Including Verlander – the top 4 career K/9 from the list above are…do you wanna guess? (this is a fun game)…
1) Beckett 8.47
2) Verlander 8.33
3) Smoltz 7.84
4) Gooden 7.70 (man did he decline quickly)
So there are three left to analyze.
Josh Beckett. Beckett’s K/9 dropped from 8.9 to 7.0 from age 28 to 32. It wasn’t as rapid as what we saw with JV, but Beckett did experience a similar decline . It rebounded nicely over his final three years, but that was after he got shipped to the NL (note I haven’t done any further study into whether there should be an NL/AL adjustment, but I’m guessing there are at least 1-1.5 opposing pitchers Kd per game). His walk rate stayed about the same after 32. From age 32-34 he went 13-25, with a 4.10 ERA. His WAR over those final 3 years was 2.3. Total. Beckett retired last October and let’s pray that he’s not a good comp for JV.
John Smoltz. Smoltzie had an incredibly productive 10 years from age 32 to 42. Well, 32-40, as 41 and 42 were kind of lost. He posted a combined WAR of 27.8, a 3.27 ERA (NL), his K rate actually went up during that time, by about 5% and his walk rate went down by 28%. At ages 38, 39, and 40, Smoltz posted WARs of 4.9, 5.9, 4.6, which are 3 of the top 5 seasons of his career. John Smoltz as a baseline is very encouraging.
Doc Gooden. Doc pitched until he was 36. None of those last 4 years were any good. 4.87 ERA, WAR of 4, a 25% decline in K rate, and a 45% increase in his BB rate. Gooden’s K rate dropped from 8.6 at age 25, to 7.1 the next year. Excluding an injury filled season when he was 29 and only pitched 41 innings his K rate never rose above 6.9 after that. So while we have obvious performance reasons to exclude Doc, I don’t think he’s a great comparison from a similarity through age 31 standpoint.
Also note that the average velocity on Verlander’s fastball has fallen steadily from 95.6 in 2009, to 93.1 in 2014 and he had been able to adjust to the dip until last year. So perhaps last year really is an outlier in terms of K/9. For example, maybe his breaking ball wasn’t as sharp, or he became more predictable in certain counts. All questions for another day.
In conclusion, we have two ways of looking at the data above. If we’re just looking at comparable pitchers through age 32, then we have cause to think that JV can be above average for 6 years, or even great for 6-8 years provided he lasts at least 4 years. This isn’t entirely assuring, but the odds aren’t bad.
Narrowing down the list above to the top 3 K pitchers presents a dichotomy.

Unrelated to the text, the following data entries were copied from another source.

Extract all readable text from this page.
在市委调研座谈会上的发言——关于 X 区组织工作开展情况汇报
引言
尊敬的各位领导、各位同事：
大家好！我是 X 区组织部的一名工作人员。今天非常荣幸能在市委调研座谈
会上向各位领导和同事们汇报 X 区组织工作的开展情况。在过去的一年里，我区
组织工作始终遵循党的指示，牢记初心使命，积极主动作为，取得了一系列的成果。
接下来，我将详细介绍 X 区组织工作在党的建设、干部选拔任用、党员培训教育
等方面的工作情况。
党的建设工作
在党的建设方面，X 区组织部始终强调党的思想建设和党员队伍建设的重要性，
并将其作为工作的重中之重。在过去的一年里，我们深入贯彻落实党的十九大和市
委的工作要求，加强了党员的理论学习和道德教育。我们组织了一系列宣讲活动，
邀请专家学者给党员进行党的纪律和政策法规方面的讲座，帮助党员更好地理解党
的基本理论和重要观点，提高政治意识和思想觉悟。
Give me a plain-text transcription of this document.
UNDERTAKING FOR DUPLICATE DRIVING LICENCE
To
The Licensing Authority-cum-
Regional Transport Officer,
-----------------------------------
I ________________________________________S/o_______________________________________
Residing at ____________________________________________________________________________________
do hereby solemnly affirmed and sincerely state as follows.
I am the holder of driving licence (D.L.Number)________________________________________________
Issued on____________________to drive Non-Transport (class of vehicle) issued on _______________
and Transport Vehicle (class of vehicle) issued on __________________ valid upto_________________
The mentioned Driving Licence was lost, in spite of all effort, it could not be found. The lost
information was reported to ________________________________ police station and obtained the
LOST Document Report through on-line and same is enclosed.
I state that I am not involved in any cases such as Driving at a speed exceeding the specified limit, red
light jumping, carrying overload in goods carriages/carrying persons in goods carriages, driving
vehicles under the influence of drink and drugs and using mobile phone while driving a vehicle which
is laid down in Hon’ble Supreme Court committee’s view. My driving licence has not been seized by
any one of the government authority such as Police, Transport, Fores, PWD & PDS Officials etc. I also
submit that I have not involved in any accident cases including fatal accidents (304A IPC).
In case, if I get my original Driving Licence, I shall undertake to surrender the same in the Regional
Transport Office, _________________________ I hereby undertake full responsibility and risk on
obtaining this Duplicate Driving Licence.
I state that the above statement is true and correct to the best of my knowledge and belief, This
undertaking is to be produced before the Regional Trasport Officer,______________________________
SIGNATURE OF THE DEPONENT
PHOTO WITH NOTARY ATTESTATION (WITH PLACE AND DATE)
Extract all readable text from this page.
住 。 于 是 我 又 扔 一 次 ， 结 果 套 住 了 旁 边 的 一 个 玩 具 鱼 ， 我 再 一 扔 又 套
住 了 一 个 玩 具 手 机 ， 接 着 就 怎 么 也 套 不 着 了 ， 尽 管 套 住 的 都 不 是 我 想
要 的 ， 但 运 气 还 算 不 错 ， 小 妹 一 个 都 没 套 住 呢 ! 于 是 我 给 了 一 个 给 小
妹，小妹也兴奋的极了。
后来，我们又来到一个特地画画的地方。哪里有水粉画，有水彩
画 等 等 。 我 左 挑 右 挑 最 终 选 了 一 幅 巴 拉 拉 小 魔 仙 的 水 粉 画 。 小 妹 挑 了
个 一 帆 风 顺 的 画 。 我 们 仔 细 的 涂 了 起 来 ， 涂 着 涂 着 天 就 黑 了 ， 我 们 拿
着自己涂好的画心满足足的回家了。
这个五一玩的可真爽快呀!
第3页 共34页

He’s Josh Beckett and out of baseball in 3 years, or he’s John Smoltz and still has Cy Young worth years ahead of time. (At this point in time, I’m sure he’s not Doc Gooden).
Overall, I’ll say I feel a little better about things than when I started. But the analysis above has presented me with a few new thoughts which I’ll explore later this year. Off the top of my head: 1) Were there other dominant factors which can help explain the K/9? 2) Did other power pitchers ever experience such large drops in K/9 and were they able to rebound? 3) How has his pitch selection changed? and, 4) Is his fastball his best pitch? And I will be paying very close attention to his velocity and strikeouts this spring.